Stereotype jokes
If you're gay, then what the f*** are you doing trying to walk straight?
Why did the Mafia cross the road?
Forget about it...
What is the difference between Chinese and Japanese?
Some smile, others beam.
My hairline may be straight, but I’m not.
Your mom is so fat, she starts the alphabet with the letter "o" for obesity, hahaha!
Memes
What do you call an autistic kid with a rocket ship? A cocker.
Q: What did the Jewish person say when he beat me in a race?
A: Eat my dust.
Why do rappers make great fishermen?
They always have the best HOOKS.
What do you call a person who keeps making jokes about rappers?
An annoying prick whose black dad left him as a kid.
Rapboat steals more rhymes than black people steal cars.
How do you win an argument against an emo kid?
Give him a gun, he'll just shoot himself.
If a pirate was a pervert, he would say, “Are you ready, kid?”
What do you call a kid hanging? An emo kid!
When you see a woman with a leg chain, what usually comes to your mind?

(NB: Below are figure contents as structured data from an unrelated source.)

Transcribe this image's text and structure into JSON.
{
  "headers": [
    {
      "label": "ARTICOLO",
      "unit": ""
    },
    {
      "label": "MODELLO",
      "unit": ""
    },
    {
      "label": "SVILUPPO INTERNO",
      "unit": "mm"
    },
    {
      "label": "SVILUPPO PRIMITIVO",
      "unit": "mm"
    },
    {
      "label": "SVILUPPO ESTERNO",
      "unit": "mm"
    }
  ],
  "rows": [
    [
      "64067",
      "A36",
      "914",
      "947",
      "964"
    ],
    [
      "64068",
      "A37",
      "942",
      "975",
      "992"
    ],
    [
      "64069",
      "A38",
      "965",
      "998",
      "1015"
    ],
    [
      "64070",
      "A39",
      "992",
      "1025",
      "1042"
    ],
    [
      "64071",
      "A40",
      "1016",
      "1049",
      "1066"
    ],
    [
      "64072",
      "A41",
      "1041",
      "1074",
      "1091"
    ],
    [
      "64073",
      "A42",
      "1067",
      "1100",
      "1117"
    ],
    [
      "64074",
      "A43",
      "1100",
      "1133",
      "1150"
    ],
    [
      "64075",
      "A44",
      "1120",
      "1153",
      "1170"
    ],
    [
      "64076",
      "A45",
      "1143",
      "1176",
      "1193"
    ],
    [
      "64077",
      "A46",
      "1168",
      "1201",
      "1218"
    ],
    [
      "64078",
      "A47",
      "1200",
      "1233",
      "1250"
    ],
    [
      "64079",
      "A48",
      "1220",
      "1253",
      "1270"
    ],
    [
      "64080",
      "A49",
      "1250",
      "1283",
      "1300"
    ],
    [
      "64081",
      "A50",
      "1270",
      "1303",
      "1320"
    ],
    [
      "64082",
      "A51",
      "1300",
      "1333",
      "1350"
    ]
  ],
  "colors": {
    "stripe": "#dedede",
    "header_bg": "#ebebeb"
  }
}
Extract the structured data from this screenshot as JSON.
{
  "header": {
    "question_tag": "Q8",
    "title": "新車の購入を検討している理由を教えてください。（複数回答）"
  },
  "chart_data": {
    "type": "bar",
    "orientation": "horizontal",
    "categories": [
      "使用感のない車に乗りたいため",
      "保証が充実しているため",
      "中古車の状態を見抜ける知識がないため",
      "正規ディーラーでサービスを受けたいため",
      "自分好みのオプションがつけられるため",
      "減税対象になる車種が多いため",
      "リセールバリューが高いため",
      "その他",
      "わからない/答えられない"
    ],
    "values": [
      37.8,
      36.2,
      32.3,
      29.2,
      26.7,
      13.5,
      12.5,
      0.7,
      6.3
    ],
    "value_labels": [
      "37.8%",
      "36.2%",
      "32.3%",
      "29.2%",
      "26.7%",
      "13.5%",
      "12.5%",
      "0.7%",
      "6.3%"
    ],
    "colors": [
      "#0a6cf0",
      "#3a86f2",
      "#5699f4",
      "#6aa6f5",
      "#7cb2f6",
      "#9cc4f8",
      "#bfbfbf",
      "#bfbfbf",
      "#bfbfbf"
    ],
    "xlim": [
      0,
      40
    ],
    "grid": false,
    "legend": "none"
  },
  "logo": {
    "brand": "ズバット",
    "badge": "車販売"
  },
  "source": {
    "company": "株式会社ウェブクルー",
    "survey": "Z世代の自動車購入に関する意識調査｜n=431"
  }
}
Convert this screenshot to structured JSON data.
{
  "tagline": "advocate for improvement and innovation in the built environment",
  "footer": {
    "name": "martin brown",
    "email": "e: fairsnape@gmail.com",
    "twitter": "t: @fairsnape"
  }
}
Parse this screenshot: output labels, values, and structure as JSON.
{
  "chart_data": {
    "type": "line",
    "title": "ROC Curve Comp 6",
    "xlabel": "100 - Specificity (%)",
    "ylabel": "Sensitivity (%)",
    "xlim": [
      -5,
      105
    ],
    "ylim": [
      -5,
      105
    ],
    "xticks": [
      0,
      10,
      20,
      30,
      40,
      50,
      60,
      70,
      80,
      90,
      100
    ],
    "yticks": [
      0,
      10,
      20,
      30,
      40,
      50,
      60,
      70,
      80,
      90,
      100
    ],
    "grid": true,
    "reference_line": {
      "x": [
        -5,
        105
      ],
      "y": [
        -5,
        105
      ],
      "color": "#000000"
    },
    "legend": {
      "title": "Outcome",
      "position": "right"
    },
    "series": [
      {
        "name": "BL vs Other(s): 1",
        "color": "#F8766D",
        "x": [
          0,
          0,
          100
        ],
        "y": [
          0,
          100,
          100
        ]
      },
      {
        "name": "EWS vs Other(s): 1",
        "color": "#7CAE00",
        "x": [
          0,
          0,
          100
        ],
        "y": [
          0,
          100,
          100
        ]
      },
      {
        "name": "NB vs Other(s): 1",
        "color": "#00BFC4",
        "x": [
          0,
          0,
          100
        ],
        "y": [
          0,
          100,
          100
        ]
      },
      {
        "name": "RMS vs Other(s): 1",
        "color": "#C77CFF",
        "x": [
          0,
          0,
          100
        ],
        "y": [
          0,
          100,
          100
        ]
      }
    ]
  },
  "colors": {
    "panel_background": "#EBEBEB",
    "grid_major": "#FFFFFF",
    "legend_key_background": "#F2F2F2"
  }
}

If someone's debating the speed of light and a drunk Russian, the Russian would take speed to grab a falling wallet.
How many gangsters does it take to screw in a lightbulb?
35! Do you have a problem with that?
Why can’t Chinese people play cricket? Cus they always eat the bat.
What do you say to an emo with a new haircut?
"Nice cut, G."
Knock knock.
Who's there?
Gay.
Gay who?
You're gay.
Why don’t Indians play soccer?
Cos every time they get a corner, they open a shop.